Homburg is the Other, but he wishes to be accepted by the establishment. In act 2, after the battle of Fehrbellin has taken place, there has been a report—later found to be false—that the Elector has been killed. When Natalie, who is the niece of the Elector, asks if it is true, Homburg tells her
O ! Would that I could say—No ! Would that I were able, with the blood of this faithful heart, to call his back into existence.
When the Elector later orders Homburg arrested for insubordination, for having led an attack prematurely and without authorization, Homburg is stunned. The Elector then gives him a chance to defend himself. In act 3, scene 4 Natalie delivers a letter from the Elector to Homburg in which he states:
My Prince of Homburg, when I had you imprisoned because of the premature attack you launched, I was thinking to do nothing other than my duty. But upon your own approval I must depend. If you believe that an injustice is being done to you, then I ask you to tell me so in two words. And then I immediately will return your sword to you.

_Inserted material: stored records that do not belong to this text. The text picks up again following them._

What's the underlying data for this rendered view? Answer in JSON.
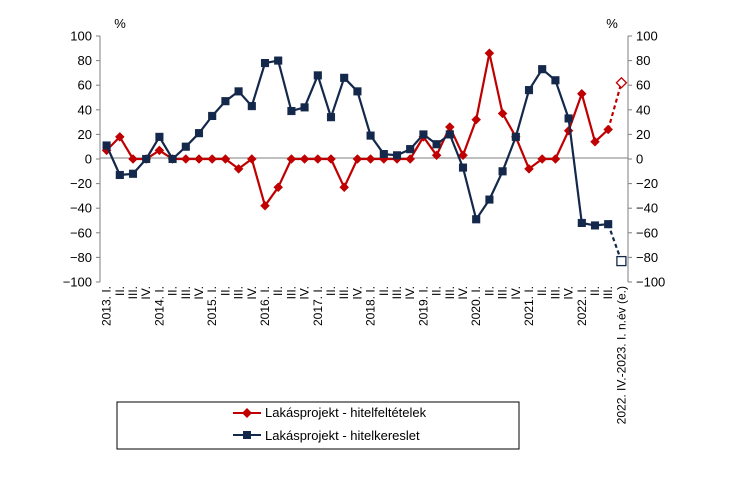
{
  "chart_data": {
    "type": "line",
    "y_unit_left": "%",
    "y_unit_right": "%",
    "ylim": [
      -100,
      100
    ],
    "ytick_step": 20,
    "categories": [
      "2013. I.",
      "II.",
      "III.",
      "IV.",
      "2014. I.",
      "II.",
      "III.",
      "IV.",
      "2015. I.",
      "II.",
      "III.",
      "IV.",
      "2016. I.",
      "II.",
      "III.",
      "IV.",
      "2017. I.",
      "II.",
      "III.",
      "IV.",
      "2018. I.",
      "II.",
      "III.",
      "IV.",
      "2019. I.",
      "II.",
      "III.",
      "IV.",
      "2020. I.",
      "II.",
      "III.",
      "IV.",
      "2021. I.",
      "II.",
      "III.",
      "IV.",
      "2022. I.",
      "II.",
      "III.",
      "2022. IV.-2023. I. n.év (e.)"
    ],
    "series": [
      {
        "name": "Lakásprojekt - hitelfeltételek",
        "color": "#C00000",
        "marker": "diamond",
        "values": [
          7,
          18,
          0,
          0,
          7,
          0,
          0,
          0,
          0,
          0,
          -8,
          0,
          -38,
          -23,
          0,
          0,
          0,
          0,
          -23,
          0,
          0,
          0,
          0,
          0,
          18,
          3,
          26,
          3,
          32,
          86,
          37,
          18,
          -8,
          0,
          0,
          23,
          53,
          14,
          24,
          62
        ],
        "forecast_last": true
      },
      {
        "name": "Lakásprojekt - hitelkereslet",
        "color": "#14284B",
        "marker": "square",
        "values": [
          11,
          -13,
          -12,
          0,
          18,
          0,
          10,
          21,
          35,
          47,
          55,
          43,
          78,
          80,
          39,
          42,
          68,
          34,
          66,
          55,
          19,
          4,
          3,
          8,
          20,
          12,
          20,
          -7,
          -49,
          -33,
          -10,
          18,
          56,
          73,
          64,
          33,
          -52,
          -54,
          -53,
          -83
        ],
        "forecast_last": true
      }
    ],
    "legend_position": "bottom",
    "grid": false
  }
}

What we see here is the theme of individual responsibility. It is as if even the authority figure of the Elector is acknowledging that the human spirit and its internal sense of moral right and wrong can overrule the law. Yet Homburg does not declare himself innocent. When the Elector nevertheless pardons him, his reaction (act 3, scene 11) is
Is this a dream?
The response to this, from Colonel Kottwitz, is to say,
A dream—what else?
This, evidently, is a very famous line in German literature. It speaks to the theme of illusion v. reality at the heart of most Romantic literature. It also ties in specifically to the opening scene of the play, in which Homburg's dreaming and sleepwalking are a metaphor of the unusual individual's separateness from society and its conventional standards and rules. The Elector's decision to free him represents the triumph of that spirit of the unique person over the arbitrary power of convention. It is an unexpected conclusion to an otherwise largely melancholy drama.